Thomas Blackburn (Thomas Eliel Fenwick Blackburn) Biography
(1916–77), (Thomas Eliel Fenwick Blackburn), The Outer Darkness, The Next Word, A Smell of Burning
British poet, born in Hensingham, Cumberland, educated at Cambridge and Durham Universities. He was a lecturer at the University of Leeds from 1964 to 1966. His first collection of poetry, The Outer Darkness (1951), was followed by numerous others, including The Next Word (1958), A Smell of Burning (1961), The Fourth Man (1971), Bread for the Winter Birds (1980), and The Adjacent Kingdom: Collected Last Poems (1988; edited by Jean MacVean). His early poetry, while richly musical and thematically original, is sometimes conspicuously influenced by Yeats. A plainer and more flexible voice emerged during the 1960s when he began producing poetry of urgency and poise in response to his religious and psychological preoccupations.
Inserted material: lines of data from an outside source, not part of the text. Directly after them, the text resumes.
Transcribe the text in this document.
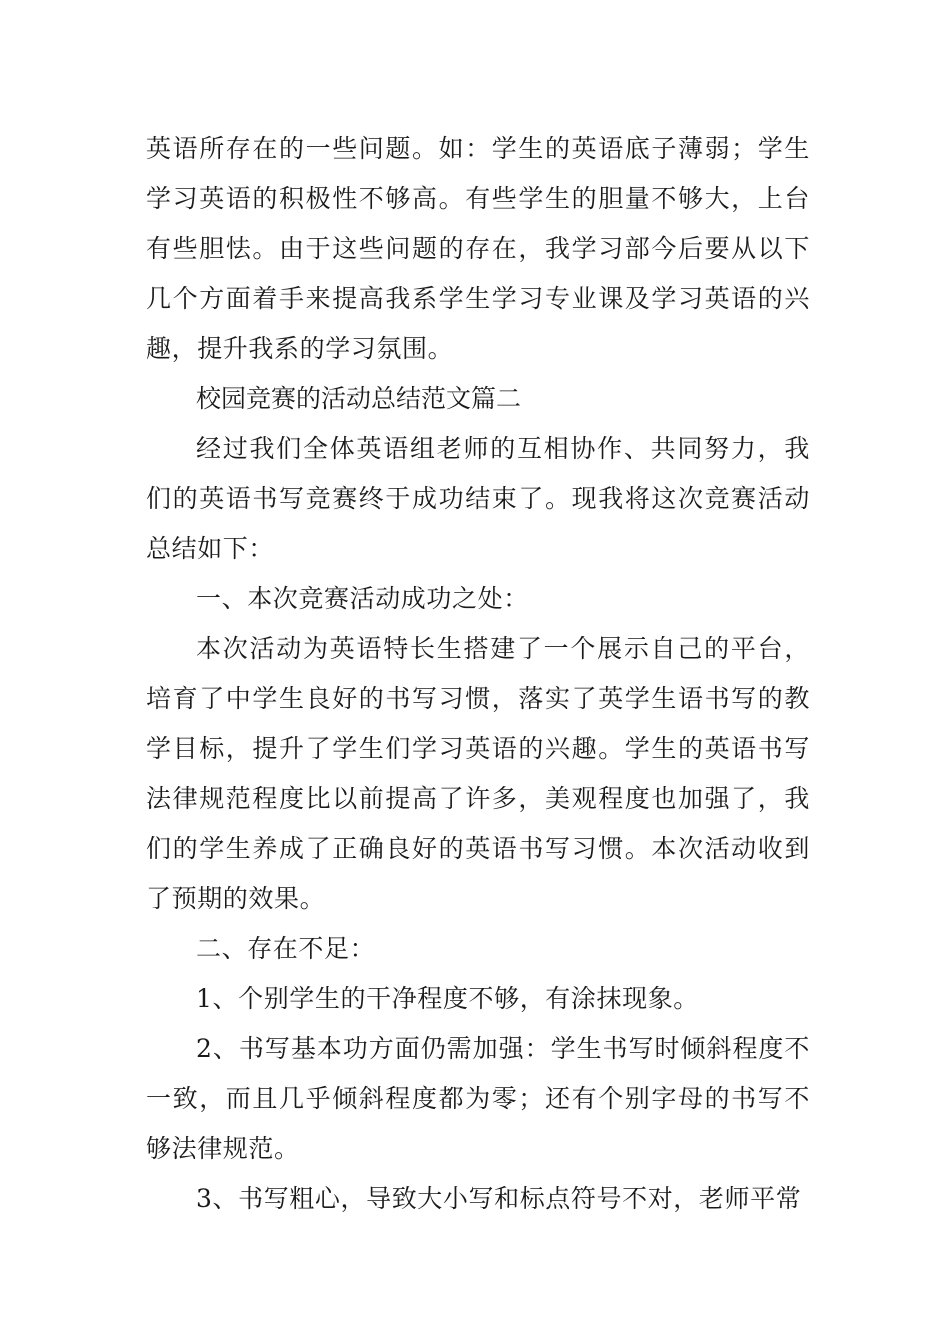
英语所存在的一些问题。如：学生的英语底子薄弱；学生学习英语的积极性不够高。有些学生的胆量不够大，上台有些胆怯。由于这些问题的存在，我学习部今后要从以下几个方面着手来提高我系学生学习专业课及学习英语的兴趣，提升我系的学习氛围。

校园竞赛的活动总结范文篇二

经过我们全体英语组老师的互相协作、共同努力，我们的英语书写竞赛终于成功结束了。现我将这次竞赛活动总结如下：

一、本次竞赛活动成功之处：

本次活动为英语特长生搭建了一个展示自己的平台，培育了中学生良好的书写习惯，落实了英学生语书写的教学目标，提升了学生们学习英语的兴趣。学生的英语书写法律规范程度比以前提高了许多，美观程度也加强了，我们的学生养成了正确良好的英语书写习惯。本次活动收到了预期的效果。

二、存在不足：

1、个别学生的干净程度不够，有涂抹现象。

2、书写基本功方面仍需加强：学生书写时倾斜程度不一致，而且几乎倾斜程度都为零；还有个别字母的书写不够法律规范。

3、书写粗心，导致大小写和标点符号不对，老师平常
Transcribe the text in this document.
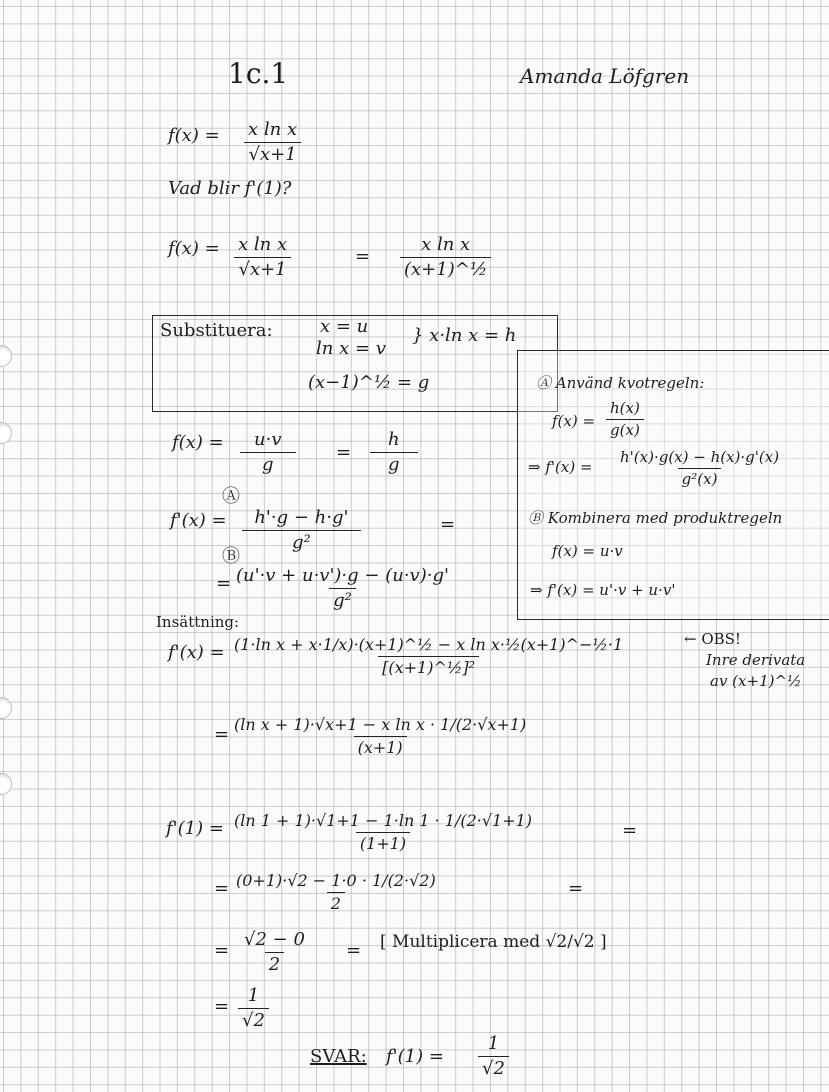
1c.1	Amanda Löfgren
$f(x) = \frac{\text{x ln x}}{√x+1}$
Vad blir f'(1)?
$f(x) = \frac{\text{x ln x}}{√x+1}$	= $\frac{\text{x ln x}}{\text{(x+1)\textasciicircum{}½}}$
Substituera:	x = u
ln x = v
} x·ln x = h
(x−1)^½ = g	Ⓐ Använd kvotregeln:
$f(x) = \frac{h(x)}{g(x)}$
⇒ $f'(x) = \frac{h'(x)\cdot g(x) - h(x)\cdot g'(x)}{\text{g²(x)}}$
Ⓑ Kombinera med produktregeln
f(x) = u·v
⇒ f'(x) = u'·v + u·v'
$f(x) = \frac{u\cdot v}{g} = \frac{h}{g}$
Ⓐ
$f'(x) = \frac{h'\cdot g - h\cdot g'}{\text{g²}}$	=
Ⓑ
= $\frac{(u'\cdot v + u\cdot v')\cdot g - (u\cdot v)\cdot g'}{\text{g²}}$
Insättning:
$f'(x) = \frac{\text{(1·ln x + x·1/x)·(x+1)\textasciicircum{}½ − x ln x·½(x+1)\textasciicircum{}−½·1}}{\text{[(x+1)\textasciicircum{}½]²}}$	← OBS!
Inre derivata
av (x+1)^½
= $\frac{\text{(ln x + 1)·√x+1 − x ln x · 1/(2·√x+1)}}{(x+1)}$
$f'(1) = \frac{(\ln 1 + 1)\cdot√1+1 - 1\cdot\ln 1 \cdot 1/(2\cdot√1+1)}{(1+1)}$	=
= $\frac{(0+1)\cdot√2 - 1\cdot 0 \cdot 1/(2\cdot√2)}{2}$	=
= $\frac{√2 - 0}{2}$ = [ Multiplicera med √2/√2 ]
= $\frac{1}{√2}$
SVAR: $f'(1) = \frac{1}{√2}$
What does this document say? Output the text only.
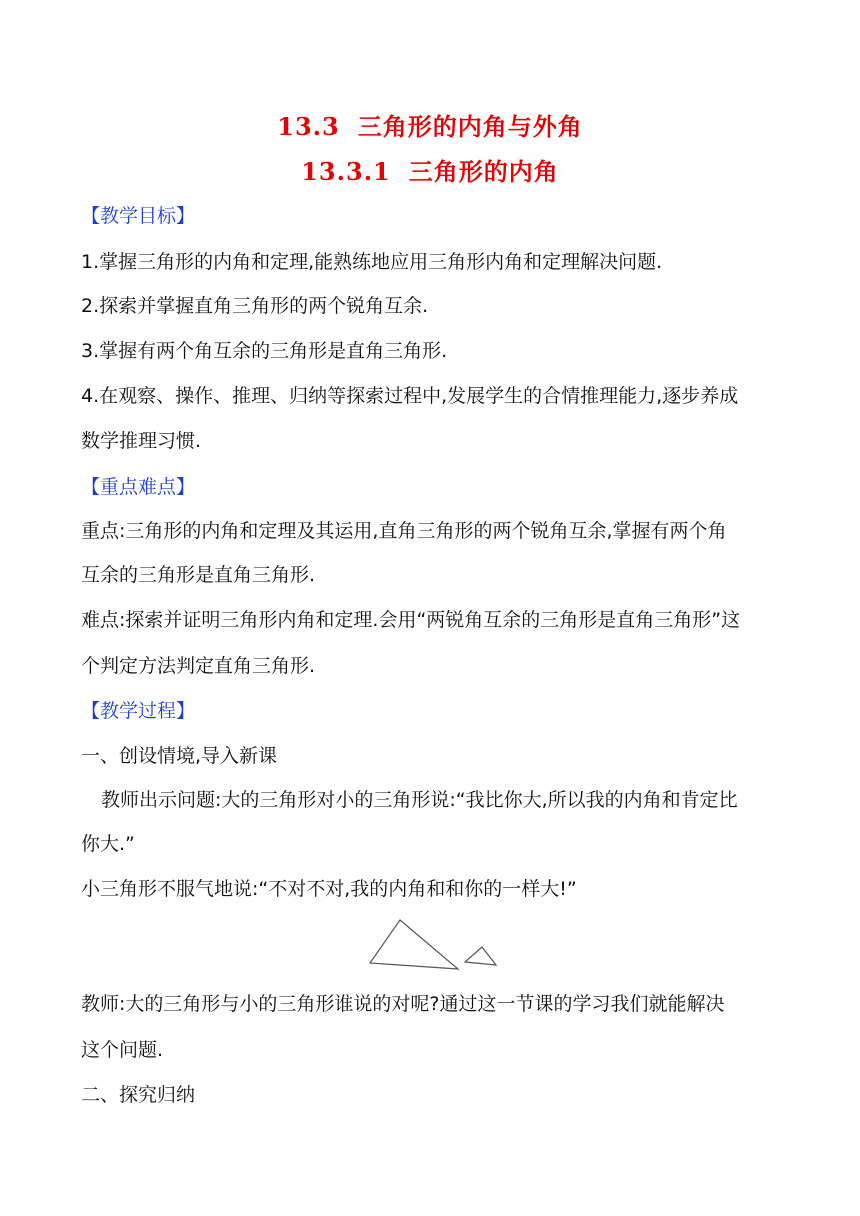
13.3 三角形的内角与外角
13.3.1 三角形的内角
【教学目标】
1.掌握三角形的内角和定理,能熟练地应用三角形内角和定理解决问题.
2.探索并掌握直角三角形的两个锐角互余.
3.掌握有两个角互余的三角形是直角三角形.
4.在观察、操作、推理、归纳等探索过程中,发展学生的合情推理能力,逐步养成
数学推理习惯.
【重点难点】
重点:三角形的内角和定理及其运用,直角三角形的两个锐角互余,掌握有两个角
互余的三角形是直角三角形.
难点:探索并证明三角形内角和定理.会用“两锐角互余的三角形是直角三角形”这
个判定方法判定直角三角形.
【教学过程】
一、创设情境,导入新课
教师出示问题:大的三角形对小的三角形说:“我比你大,所以我的内角和肯定比
你大.”
小三角形不服气地说:“不对不对,我的内角和和你的一样大!”
教师:大的三角形与小的三角形谁说的对呢?通过这一节课的学习我们就能解决
这个问题.
二、探究归纳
His work received generous attention in Rule and Energy (1963), John Press's important survey of post-war British poetry. Among his prose works are A Clip of Steel (1969), an autobiography recounting his devastatingly traumatic childhood experiences; The Feast of the Wolf (1971), a novel; and The Price of an Eye (1974), his critical work on modern poetry.